The Missing 24-Limbed Animals That Could Help Rescue the Ocean’s Forest

The west coast’s kelp forests are dying, and with their decline, an entire ecosystem of marine plants and animals is at risk. A large starfish with an appetite for sea urchins might come to the rescue.

One of the reasons for the disappearance of seaweeds is the enormous expansion of the sea urchin population that feeds on them, including an estimated 10,000 percent increase in numbers in recent years on a reef surveyed off the Oregon coast. And it may be that sea urchins have multiplied because one of their main predators, the sunflower sea star, has been nearly wiped out by disease. (Scientists prefer “starfish” to “starfish” because the animals are not fish.)

A team of scientists suggests that the sea urchin population explosion could not have happened if sunflower starfish had been there to prey on them, and that restoring the population of these colorful creatures could help bring back the kelp forest. and the ecosystem that surrounds it. supports the study appeared last month In Proceedings of the Royal Society B.

Scientists estimate that there were once as many as five billion sunflower starfish along the coast from Alaska to Baja California. They come in different shades of purple, brown, orange, and yellow, and can grow up to a meter wide, with up to two dozen arms. They move quickly, at least for a starfish, up to 200 feet in an hour. But starfish wasting disease, possibly caused by a virus, has killed most of them.

To test whether introducing captive-bred sunflower starfish could help, the researchers collected 24 sunflower starfish and 300 purple sea urchins near the San Juan Islands in Washington and observed them under experimental conditions, recording activity. hunting and food preferences. They were healthy, surviving starfish that were unaffected by the debilitating disease, possibly because they were resistant to the disease. The researchers hope that their offspring will share their characteristics.

The scientists discovered that starfish were passionate eaters of both juvenile and adult sea urchins.
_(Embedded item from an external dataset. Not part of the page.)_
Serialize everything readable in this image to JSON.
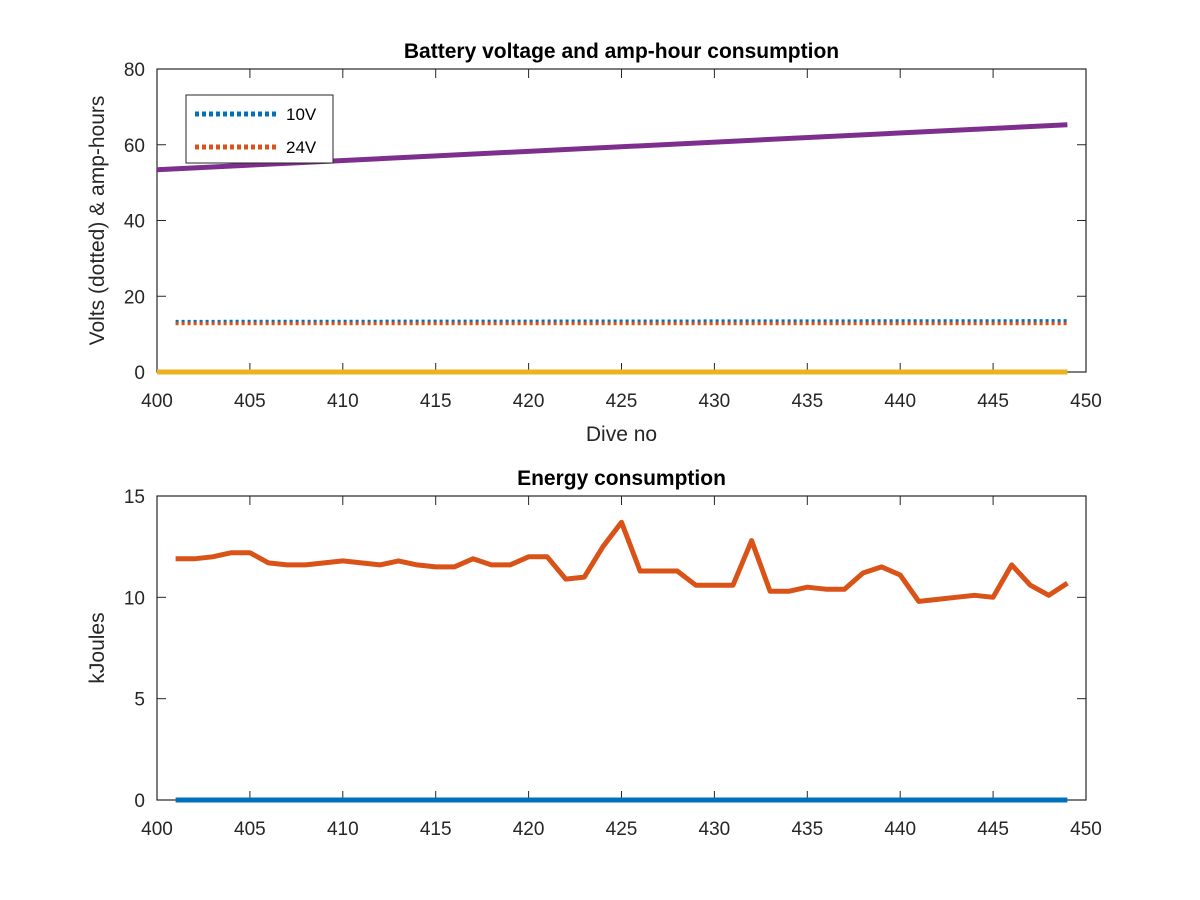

When starfish attack, urchins fight back, often tearing pieces of the starfish’s arms and driving the attacker back. If the starfish can persist, it circles the urchin and swallows it through its mouth at the bottom. After about 18 to 24 hours, it spits out the empty shell, having digested the soft parts, including the roe, which is also a delicacy among sea otters and human sushi eaters.

Is it practical to re-establish the sunflower starfish population with captive-bred animals? Aaron WE Galloway, an associate professor of marine biology at the University of Oregon and an author on the paper, thinks it could be.

“Just a few individuals of sunflower starfish can produce millions of larvae,” he said. If they succeed, she says, even a small restoration effort “could easily lead millions of starfish back into the wild.”

Dr. Galloway acknowledged that there are many other factors besides declining starfish populations that affect the health of the kelp forest, such as climate change and the increase in periodic heat waves. And he’s not saying that a healthy starfish population is the ultimate solution.

“There are many things you could try to do,” he said. “But starfish restoration is one of the most efficient levers we can pull. If we can help starfish to recover naturally, it could have ecosystem-scale effects, and it works without human intervention once it starts.”